The sonic and social dynamics of people singing together are, surprisingly, an under-developed and under-theorized field in music studies and voice studies. In the time of COVID-19, managing the significant risks of singing together amplifies these dynamics through the impossibility of physical co-presence and the possibilities of technologically enabled participation at a distance. This is an extraordinary time to think and write about what it means to sing together. Work on the voice tends toward an almost exclusive focus on individual voices, despite the human commonplace of group singing, choric chanting, and joint speech. In this research tutorial, we will take stock of how group singing is treated as either a sonic or a social phenomenon—as unisonance (the appearance of ideological coherence in mass singing) or multisonance (the sonic textures of thickness and weight in mass singing); as collective singing (voicing something in common) or collected singing (voices curated according to a sonic ideal). We will then be positioned to move beyond the sonic/social divide in understanding how people sing together, and what its effects and affects are. Our research will be historical, comparative, ethnographic (engaging with choirs and singing communities navigating the limits and possibilities of functioning during COVID-19), and keyed to the physical and sonic particulars of group singing. A major part of our project will be to model a decolonized approach to group singing while leveraging the critical and comparative possibilities that traditions of choir and choral singing afford us. In the six-week summer research period, we will collaborate in writing a scholarly article based on our work to be submitted to a major journal. Although students need not be singers themselves, the Amherst College Choral Society and student-led singing groups will serve as important resources for our work.

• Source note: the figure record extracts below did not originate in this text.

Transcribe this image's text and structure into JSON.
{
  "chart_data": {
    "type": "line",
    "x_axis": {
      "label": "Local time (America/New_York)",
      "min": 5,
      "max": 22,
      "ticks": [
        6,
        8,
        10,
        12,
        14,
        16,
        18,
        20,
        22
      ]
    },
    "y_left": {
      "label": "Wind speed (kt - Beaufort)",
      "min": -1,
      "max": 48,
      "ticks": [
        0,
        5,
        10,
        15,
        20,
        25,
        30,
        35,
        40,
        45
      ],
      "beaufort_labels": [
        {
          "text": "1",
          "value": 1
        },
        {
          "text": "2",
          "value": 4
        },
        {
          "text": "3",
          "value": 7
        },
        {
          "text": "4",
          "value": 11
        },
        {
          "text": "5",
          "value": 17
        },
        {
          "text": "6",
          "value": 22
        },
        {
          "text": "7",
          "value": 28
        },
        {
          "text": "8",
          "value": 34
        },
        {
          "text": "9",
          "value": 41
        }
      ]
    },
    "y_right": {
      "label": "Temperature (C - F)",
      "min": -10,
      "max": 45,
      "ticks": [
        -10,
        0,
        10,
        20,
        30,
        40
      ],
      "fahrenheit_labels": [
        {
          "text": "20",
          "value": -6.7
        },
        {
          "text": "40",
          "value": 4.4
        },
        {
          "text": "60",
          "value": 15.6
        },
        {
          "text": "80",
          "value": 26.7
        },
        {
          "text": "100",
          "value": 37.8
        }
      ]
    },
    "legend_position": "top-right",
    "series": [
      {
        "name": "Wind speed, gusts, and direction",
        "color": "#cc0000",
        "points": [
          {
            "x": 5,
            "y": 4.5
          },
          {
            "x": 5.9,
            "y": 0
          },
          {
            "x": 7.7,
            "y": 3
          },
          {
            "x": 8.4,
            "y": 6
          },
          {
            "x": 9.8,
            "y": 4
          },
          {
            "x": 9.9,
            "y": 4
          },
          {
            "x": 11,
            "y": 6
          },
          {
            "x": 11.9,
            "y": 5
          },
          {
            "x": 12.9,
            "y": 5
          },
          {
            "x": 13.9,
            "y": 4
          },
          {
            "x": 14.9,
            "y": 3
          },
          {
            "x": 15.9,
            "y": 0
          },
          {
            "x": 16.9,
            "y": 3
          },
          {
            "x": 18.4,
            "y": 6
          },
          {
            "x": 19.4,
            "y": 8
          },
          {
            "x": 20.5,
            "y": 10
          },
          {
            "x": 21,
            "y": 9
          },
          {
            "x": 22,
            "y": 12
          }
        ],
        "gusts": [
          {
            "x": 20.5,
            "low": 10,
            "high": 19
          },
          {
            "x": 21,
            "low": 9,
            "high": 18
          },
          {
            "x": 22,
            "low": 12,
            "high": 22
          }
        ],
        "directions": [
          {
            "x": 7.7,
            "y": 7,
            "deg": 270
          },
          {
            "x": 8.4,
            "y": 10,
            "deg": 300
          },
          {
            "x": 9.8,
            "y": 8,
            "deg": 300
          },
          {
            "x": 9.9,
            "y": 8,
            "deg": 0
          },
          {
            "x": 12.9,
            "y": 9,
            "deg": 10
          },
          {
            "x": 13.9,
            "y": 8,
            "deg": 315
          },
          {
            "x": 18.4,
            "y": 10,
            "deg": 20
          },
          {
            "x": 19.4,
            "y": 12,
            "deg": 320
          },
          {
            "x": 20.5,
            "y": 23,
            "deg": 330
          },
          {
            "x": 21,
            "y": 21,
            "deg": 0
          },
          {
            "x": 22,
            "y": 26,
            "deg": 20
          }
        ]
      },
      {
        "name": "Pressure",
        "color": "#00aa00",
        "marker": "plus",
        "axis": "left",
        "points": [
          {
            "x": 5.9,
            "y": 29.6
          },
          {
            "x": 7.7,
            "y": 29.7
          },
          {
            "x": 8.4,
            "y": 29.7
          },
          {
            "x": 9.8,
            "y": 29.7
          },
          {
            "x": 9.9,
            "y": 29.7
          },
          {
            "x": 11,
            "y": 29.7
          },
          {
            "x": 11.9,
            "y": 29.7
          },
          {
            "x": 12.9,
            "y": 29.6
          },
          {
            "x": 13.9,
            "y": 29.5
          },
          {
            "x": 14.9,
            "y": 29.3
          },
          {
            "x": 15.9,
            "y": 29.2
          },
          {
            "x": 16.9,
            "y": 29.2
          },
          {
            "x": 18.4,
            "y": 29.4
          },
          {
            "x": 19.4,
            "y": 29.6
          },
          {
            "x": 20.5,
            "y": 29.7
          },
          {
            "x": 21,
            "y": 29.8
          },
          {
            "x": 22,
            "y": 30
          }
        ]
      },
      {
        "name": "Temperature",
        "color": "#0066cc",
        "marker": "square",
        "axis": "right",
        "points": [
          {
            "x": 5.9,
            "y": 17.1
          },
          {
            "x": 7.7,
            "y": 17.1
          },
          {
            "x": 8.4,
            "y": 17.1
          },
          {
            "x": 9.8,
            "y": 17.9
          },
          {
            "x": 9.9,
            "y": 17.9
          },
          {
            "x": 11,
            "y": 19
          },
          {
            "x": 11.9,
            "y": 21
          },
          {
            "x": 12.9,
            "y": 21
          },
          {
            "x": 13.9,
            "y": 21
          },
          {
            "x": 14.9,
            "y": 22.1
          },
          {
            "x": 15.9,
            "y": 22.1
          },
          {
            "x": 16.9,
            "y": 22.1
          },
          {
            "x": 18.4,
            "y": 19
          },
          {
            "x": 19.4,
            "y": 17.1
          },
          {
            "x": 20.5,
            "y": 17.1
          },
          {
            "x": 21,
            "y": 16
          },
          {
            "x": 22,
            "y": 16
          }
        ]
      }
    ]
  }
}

This course is part of a tutorial series that engages Amherst students in substantive research with faculty in the humanities and humanistic social sciences.

Open to sophomores and juniors interested in research. Limited to 6 students. Admission with consent of the instructor. Spring Semester. Professor Engelhardt. Hyflex format with as much face-to-face learning as possible. Online elements of the course will be conducted via Zoom and the course website.

 

 

Permission is required for interchange registration during all registration periods.